Salzlandkreis (chj) l Wer hätte das gedacht? Der BSV Eickendorf entpuppte sich als Stolperstein für die TSG Unseburg/Tarthun, die bis dato eine Weiße Weste in der Fußball-Salzlandliga hatte. Gegen tiefstehende Eickendorfer "lief es einfach nicht", sagte Markus Evert, der selbst für die TSG auf dem Rasen stand und Teil von "keiner guten Mannschaftsleistung" war. Ein Konter brach dem Tabellenführer schließlich das Genick, "danach lief nichts mehr". Dennoch bleibt Unseburg optimistisch, peilt in der "Englischen Woche" vier Punkte gegen Welsleben und Winningen an.

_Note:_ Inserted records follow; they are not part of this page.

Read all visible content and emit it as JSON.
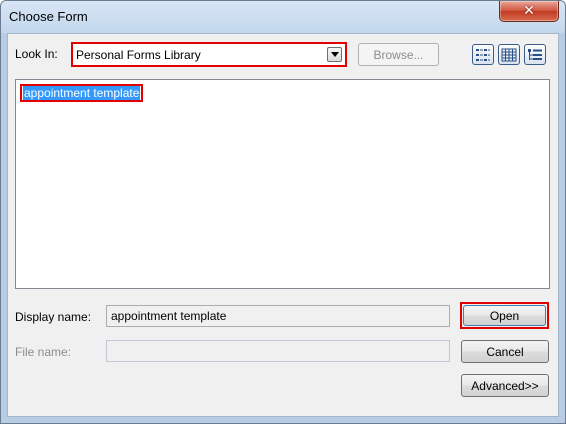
{
  "window": {
    "title": "Choose Form",
    "close_glyph": "✕"
  },
  "lookin": {
    "label": "Look In:",
    "value": "Personal Forms Library"
  },
  "toolbar": {
    "browse_label": "Browse..."
  },
  "view_icons": [
    "list-view-icon",
    "details-view-icon",
    "tree-view-icon"
  ],
  "list": {
    "items": [
      "appointment template"
    ]
  },
  "fields": {
    "display_name_label": "Display name:",
    "display_name_value": "appointment template",
    "file_name_label": "File name:",
    "file_name_value": ""
  },
  "buttons": {
    "open": "Open",
    "cancel": "Cancel",
    "advanced": "Advanced>>"
  },
  "colors": {
    "highlight_border": "#e30000",
    "selection": "#3399ff"
  }
}
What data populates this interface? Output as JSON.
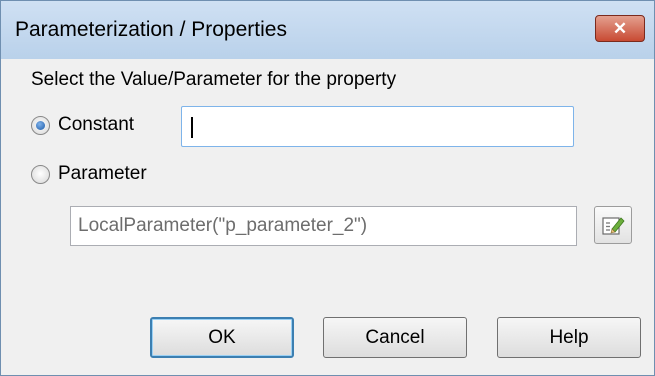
{
  "dialog": {
    "title": "Parameterization / Properties",
    "close_glyph": "✕"
  },
  "content": {
    "prompt": "Select the Value/Parameter for the property",
    "options": [
      {
        "label": "Constant",
        "selected": true
      },
      {
        "label": "Parameter",
        "selected": false
      }
    ],
    "constant_value": "",
    "parameter_value": "LocalParameter(\"p_parameter_2\")",
    "edit_icon": "edit-parameter-icon"
  },
  "buttons": {
    "ok": "OK",
    "cancel": "Cancel",
    "help": "Help"
  },
  "colors": {
    "close_button": "#c84a33",
    "radio_selected": "#1c5aa8",
    "focus_border": "#7eb4ea"
  }
}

Auf Eickendorfer Seite hingegen herrschte Freude über den Erfolg gegen den Favoriten. "Wir haben uns nach dem blamablen Calbe-Spiel wieder zusammengerafft", sagte Trainer Marco Schmoldt. Nach dem Wachrüttler gegen die TSG-Reserve fuhr der BSV sieben Punkte aus drei Partien ein. "Das gibt uns einen Schub für die kommenden Wochen." Diesen dürfte das Team auch brauchen, hat es am Wochenende schließlich mit Winningen und Bernburg "zwei Kracher" vor der Brust, auf die aber optimistisch geschaut wird. Den Grund dafür sieht Schmoldt in den Köpfen seiner Schützlinge. "Mittlerweile hat jeder begriffen, dass es nur geht, wenn alle an einem Strang ziehen. Nur wer viel arbeitet, hat auch mehr Glück."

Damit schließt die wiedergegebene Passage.